Termination hardware such as end links and shackles are very susceptible to fatigue. However, it is the sum of the mass of the chain, wire rope, instruments, and cages hanging below the termination that determines the stress and therefore dictates the size of the mooring components. The addition of even relatively small masses can significantly increase the peak loading as the mass accelerates under large wave amplitude forcing. During the SOFS analysis, the removal of a 30-kg instrument package at 50-m depth and the reduction of the length of ⅞-in. chain in the top of the mooring halved the peak loading and increased the mooring years of life 13-fold (from just 150 days to 5.5 yr). In addition, the use of larger shackles may dictate the use of larger chain to ensure even contact and minimize point loading and wear between shackle and chain. Larger chain in turn increases the overall loading on the mooring.
The Southern Ocean provides a challenging environment for the deployment of long-term surface moorings. SOFS is the first successful long-term large surface expression mooring deployment in the Southern Ocean other than Deep-Ocean Assessment and Reporting of Tsunamis (DART) buoy tsunameters in the Tasman Sea near 47°S, 161°E. The consistently large waves and high winds provide strong surface forcing, which in turn generates significant fatigue on mooring components, such as shackles and links. Hence, it is essential to recognize fatigue analysis in the mooring design and input accurate surface forcing.

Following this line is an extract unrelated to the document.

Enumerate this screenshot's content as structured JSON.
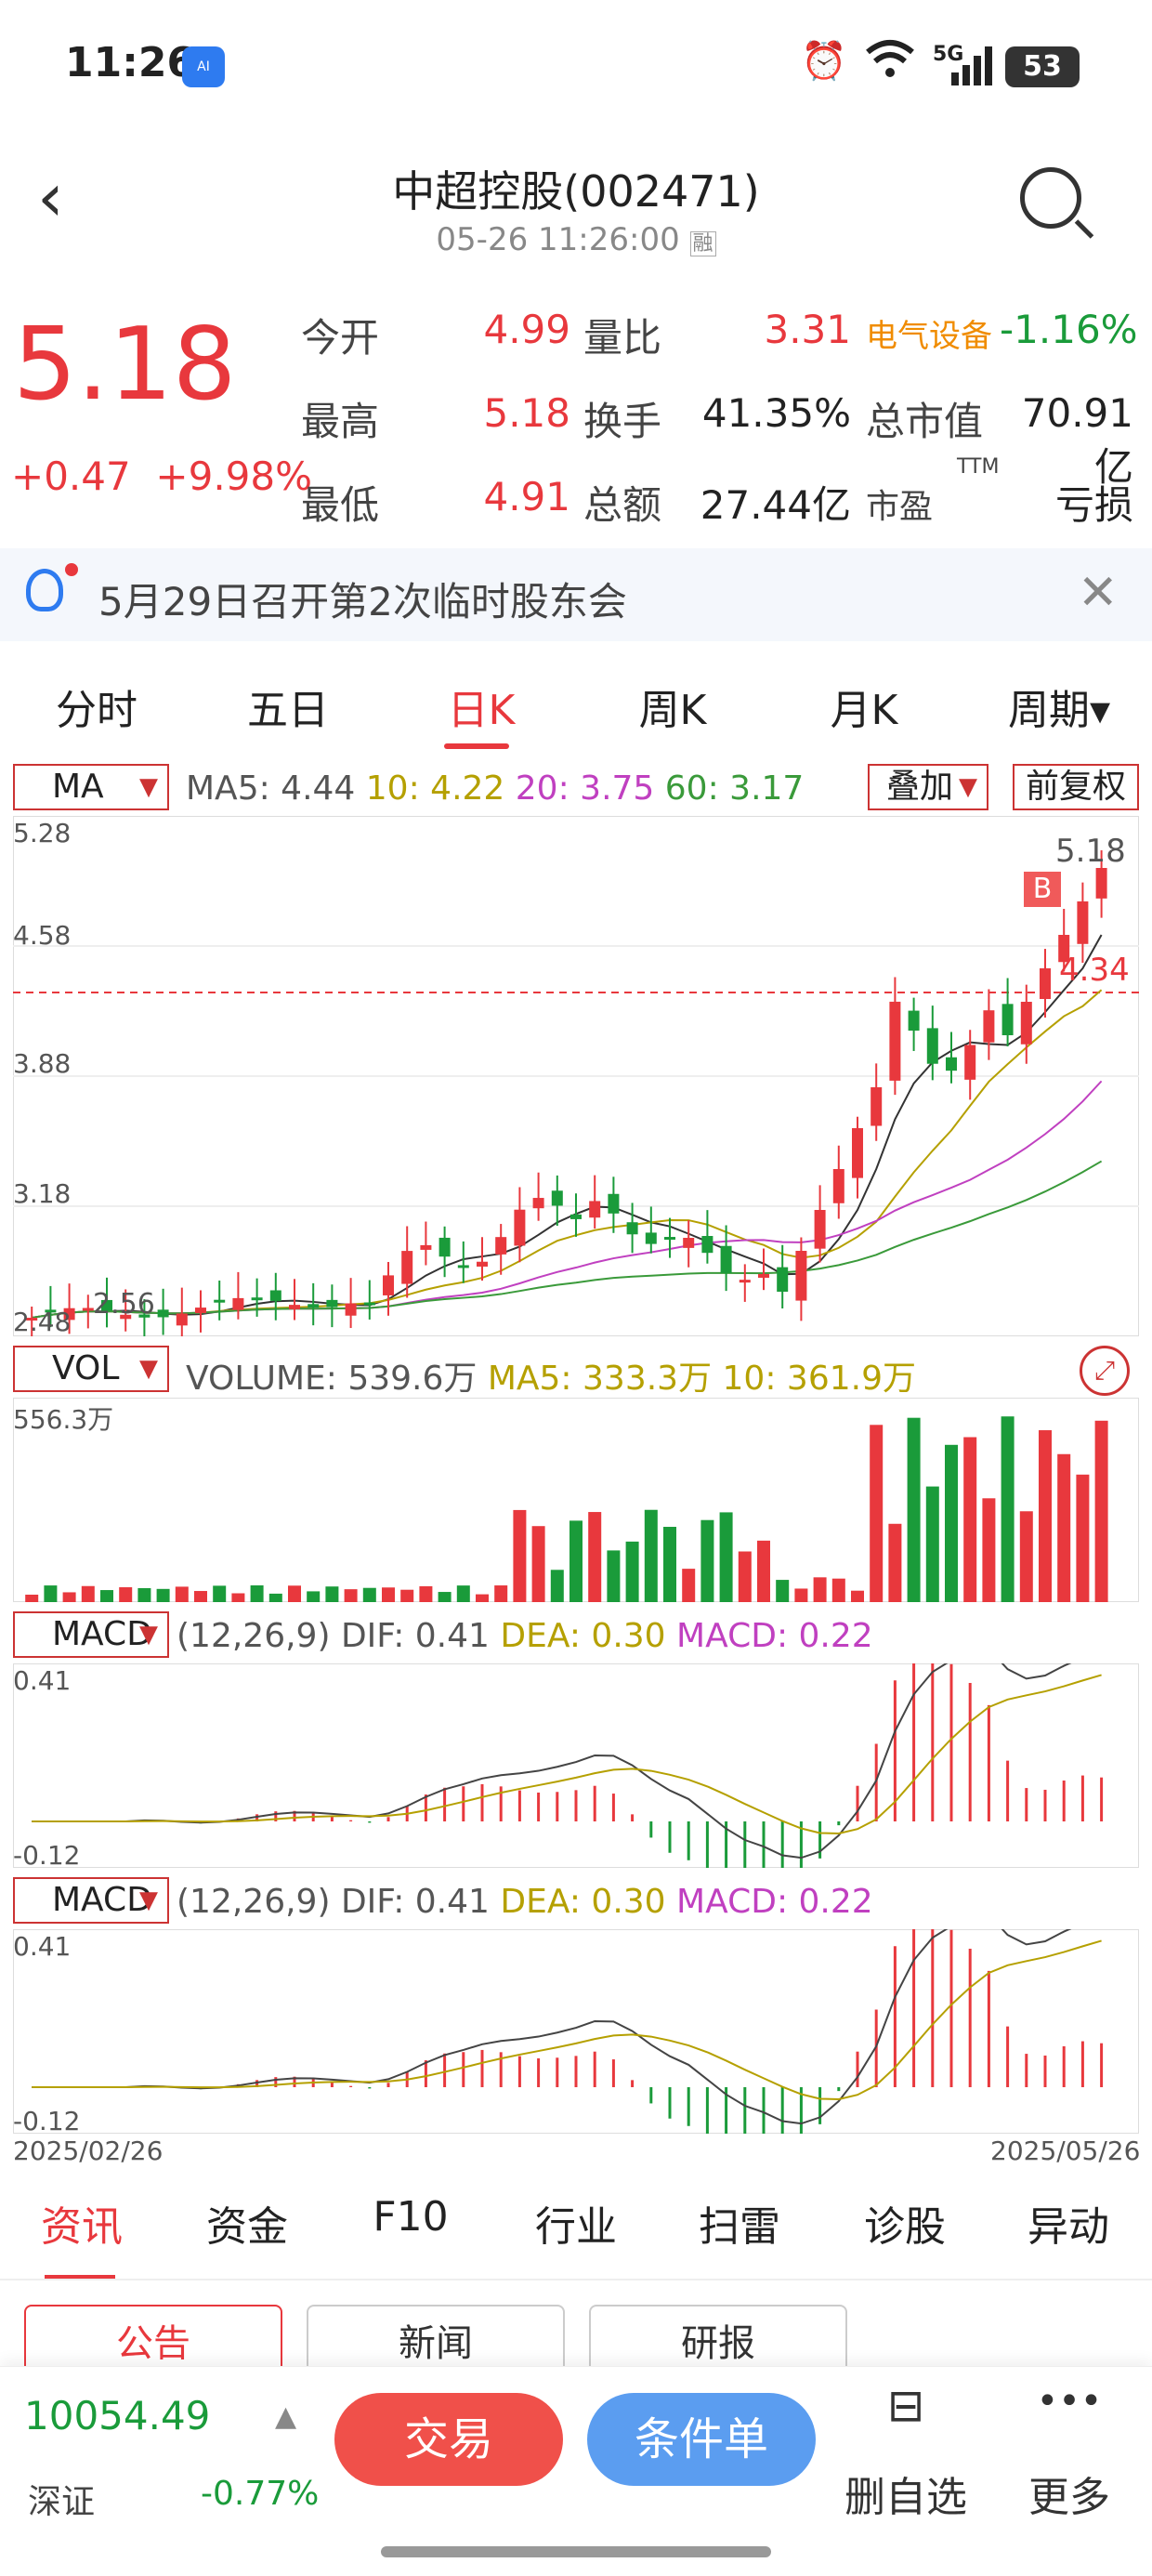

A relatively small and inexpensive motion reference unit was trialed on a test mooring (Pulse). The MRU-derived estimates of Hs exhibited remarkable agreement with MesoWAM, leading to increased confidence in the ability of MesoWAM at the SOTS site. Two other wave climatology datasets were obtained from a wave model hindcast near the southern tip of South America.
The SOFS mooring design was evaluated for static loading from currents and dynamic fatigue effects on shackles and links using the three wave climatology datasets as input. It was found that the mooring design is relatively insensitive to variations between the roughest and calmest input datasets with differences of around 2.3 m in median Hs. The analysis indicates that the lighter ⅞-in. end links and ¾-in. chain shackles do not meet the fatigue life requirements at terminations shallower than 29 and 199 m, respectively. A conservative approach is taken here and the most extreme of the three analyses is used in the final mooring design.
The Pulse and SOFS moorings are platforms contributing to the Southern Ocean Time Series (SOTS) Facility, a component of the Australian Integrated Marine Observing System (IMOS). From 2010 onward these moorings are part of the IMOS Australian Bluewater Observing System Facility. The Pulse mooring design effort was initiated by Tom Trull under the auspices of the Antarctic Climate and Ecosystem Cooperative Research Centre in 2003. Since 2006 it has been part of IMOS. Many years of logistic support for these deployments have been provided by the Australian Marine National Facility and the Australian Antarctic Sciences program (Award 1156). IMOS is funded through the Federal Government’s National Collaborative Research Infrastructure Strategy and the Super Science Initiative.
A bin width of 0.9 m was selected by dividing the range of Hs values (1.4–17 m) in dataset B into an arbitrary 17 bins.